Cloudflare is a service that acts as a cross between a proxy server and a content delivery network. It improves overall access to the websites that use it by helping them load faster, no matter where viewers are in the world. All their requests get routed through Cloudflare’s global network. There’s a cybersecurity component to Cloudflare, too, since the service can stop malicious traffic before users experience its effects.
Brands ranging from Taco Bell to the New York state government use Cloudflare, so you can imagine the chaos that ensued when the service went down on July 2, 2019, for about a half-hour. Here are some crucial details about the outage.
Major sites stopped loading
Although the outage was a short-term one, it affected websites you probably know and may use often. For example, CoinDesk showed incorrect cryptocurrency prices during the incident. Perhaps the most ironic site outage related to DownDetector, a site people commonly visit to check the status of their favorite sites. Although DownDetector usually lets people know about disruptions, it couldn’t do that during the Cloudflare issue, which rendered it non-functional as well.
Not caused by a malicious attack
The developers rolled out the new firewall rules in a simulated mode that allowed them to log issues without blocking customer traffic. They did so to measure the false positive rates of the rules before full-scale deployment.
However, even implementing the firewall rules via a simulation caused problems. That’s because one of the rules contained a regular expression — a string of characters associated with a search term — that made Cloudflare’s worldwide CPUs reach 100%. After that, people trying to access sites that use Cloudflare started seeing 502 Bad Gateway errors.
Triggered by exhausted CPUs
Cloudflare referred to this problem as “an unprecedented CPU exhaustion event,” and clarified the company had never experienced global CPU exhaustion before. However, it’s also worth pointing out that Cloudflare admitted they’ve implemented processes that usually require making changes progressively. In the case that caused the problem, though, Cloudflare made the changes worldwide all at once. Doing that caused the CPU exhaustion.
Cloudflare responded quickly
Once the Cloudflare team recognized what was happening during an investigation, it issued a “global kill” command that affected all the new firewall rulesets and dropped the CPUs down to a normal level. Then, less than an hour later, the team evaluated the problematic rule, engineered and tested a fix and reenabled the rulesets.
Also, Cloudflare’s CEO mentioned that the problem was “a mistake on our part” and talked about how a bug in the firewall application caused the issue with the CPUs. He also said the public could expect a detailed blog post about what the company is doing to stop a similar event from happening again.

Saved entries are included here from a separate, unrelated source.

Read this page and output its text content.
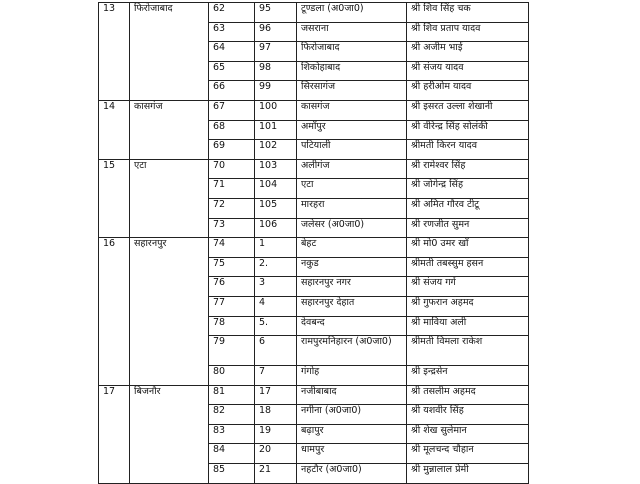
13	फिरोजाबाद	62	95	टूण्डला (अ0जा0)	श्री शिव सिंह चक
		63	96	जसराना	श्री शिव प्रताप यादव
		64	97	फिरोजाबाद	श्री अजीम भाई
		65	98	शिकोहाबाद	श्री संजय यादव
		66	99	सिरसागंज	श्री हरीओम यादव
14	कासगंज	67	100	कासगंज	श्री इसरत उल्ला शेखानी
		68	101	अमॉपुर	श्री वीरेन्द्र सिंह सोलंकी
		69	102	पटियाली	श्रीमती किरन यादव
15	एटा	70	103	अलीगंज	श्री रामेश्वर सिंह
		71	104	एटा	श्री जोगेन्द्र सिंह
		72	105	मारहरा	श्री अमित गौरव टीटू
		73	106	जलेसर (अ0जा0)	श्री रणजीत सुमन
16	सहारनपुर	74	1	बेहट	श्री मो0 उमर खॉं
		75	2.	नकुड	श्रीमती तबस्सुम हसन
		76	3	सहारनपुर नगर	श्री संजय गर्ग
		77	4	सहारनपुर देहात	श्री गुफरान अहमद
		78	5.	देवबन्द	श्री माविया अली
		79	6	रामपुरमनिहारन (अ0जा0)	श्रीमती विमला राकेश
		80	7	गंगोह	श्री इन्द्रसेन
17	बिजनौर	81	17	नजीबाबाद	श्री तसलीम अहमद
		82	18	नगीना (अ0जा0)	श्री यशवीर सिंह
		83	19	बढ़ापुर	श्री शेख सुलेमान
		84	20	धामपुर	श्री मूलचन्द चौहान
		85	21	नहटौर (अ0जा0)	श्री मुन्नालाल प्रेमी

A future improvement to testing processes
As for now, the company’s blog discusses how the testing process in place before the downtime occurred was not sufficient. It also states the development team members are at work figuring out how to implement better testing and deployment procedures.
Once more details get published, people can start to weigh in and determine whether the remedies are adequate. Moreover, the company’s long-term response could help people consider if they should become or remain Cloudflare customers.